We parked in the underground lot and as we ascended a dank stairwell liberally spattered with band stickers and strewn with giveaway music rags, that feeling came over me again, that feeling I always get when I go to Amoeba. I was instantly reunited with the 16-year-old me who was desperate to get to places like this but had no way to get there. That feeling of my adolescence returned: that feeling that other, far more interesting things were nearly within reach — 60 miles away, in Philadelphia — but so far away, and that already I was missing interesting conversations about important things. I was desperate to get there, or to New York City, and looking back I’m surprised how often I was about to wheedle some way to get there. (Including getting on a bus by myself when I was about 12, for which I’ll always be grateful to my father.)

So last night I said to Valorie, “Isn’t this great? Just look at this!” As far as you could see, there was music — aisle upon aisle of CD’s, new and used, and LPs, and even, as Valorie pointed out, 45s — rock, hip hop, punk, soundtracks, wide swaths of everything from the popular to the obscure. I picked up the out-of-print “Datapanik in the Year Zero” Pere Ubu boxed set, new and unopened, for fifty bucks, as well as a David Bowie disk I’d never heard of, “The Buddha of Suburbia.” Discovering a “new” non-compilation Bowie album seemed astonishing. In fact, all of Amoeba seems astonishing to me. Paul McCartney recently played in the store, and Michael Eisner had to wait in line along with everyone else.

Valorie was less impressed. She was amazed by the presence of vinyl, especially 45’s, but to her it’s a music store. To me it’s something else: a personal achievement, a promise to myself that was delivered. I can go to Amoeba any time I want. I rarely do — perhaps twice a year — but it’s always there. It’s valuable to me because long ago I was so desperate to have it and things like it (book stores, and museums, and speaking tours, and art galleries, and music clubs, and concert venues, and theatres, and conversations with people who read books).

One day last week I left my office to come home in the middle of the day for an hour and sit on my lawn in the back yard with my shoes and socks off and my toes in the grass and drink a glass of chardonnay and eat a salad and read a magazine.

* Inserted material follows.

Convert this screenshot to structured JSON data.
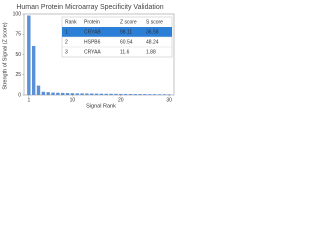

It wasn’t the best use of my time, but it was. That also felt like a promise paid, the promise I made to myself when young that that I wasn’t the traditional job-holding sort and I wasn’t the routine 9-to-5 sort either. The flip side is that I couldn’t tell you what my schedule is without checking my Treo because it varies so greatly from day to day, but it isn’t routine.

There are lots of ill-defined goals of my youth that I haven’t achieved, and several things I have achieved that I didn’t set out to. But I still deeply feel the presence of that 14, 15, 16-year-old who wanted to be somewhere else, doing something else. He’s with me most days.

2 Responses to “Desperate youth”

  1. Rich Roesberg Says:

    Ah, the Big City. I grew up in Maple Shade, about a half hour bus ride from Philadelphia. I didn’t know that until my friend Wayne suggested we go to Philly to visit his Mom at work. Turned out she was the head of security for a huge department store. When we arrived a young woman, nabbed for shoplifting, had taken a fatal leap from the security office window. That was my introduction to the urban world.

    Once I knew about hopping the bus, I was there quite a lot. Had access to books and music and, with a hike, to the Philadelphia Museum of Art. Went to an Art movie house (with a coffee bar) and saw Fellini’s JULIET OF THE SPIRITS. There were also the hippy shops, way back when. And concerts. Got to meet Frank Zappa, ride to the Electric Factory with him and some band members, and watch part of their rehearsal. Would have seen more but FZ sent me out for coffee.

  2. Paul Crist Says:

    For me, the feeling of being reconnected to my youth is when I get to travel to other places. I always have a feeling of excitement of not knowing what will happen, things that I might do, people that I might meet.

    All of this gives me a feeling of freedom and excitement that breaks up my regular work day and life as I try not to screw up too much.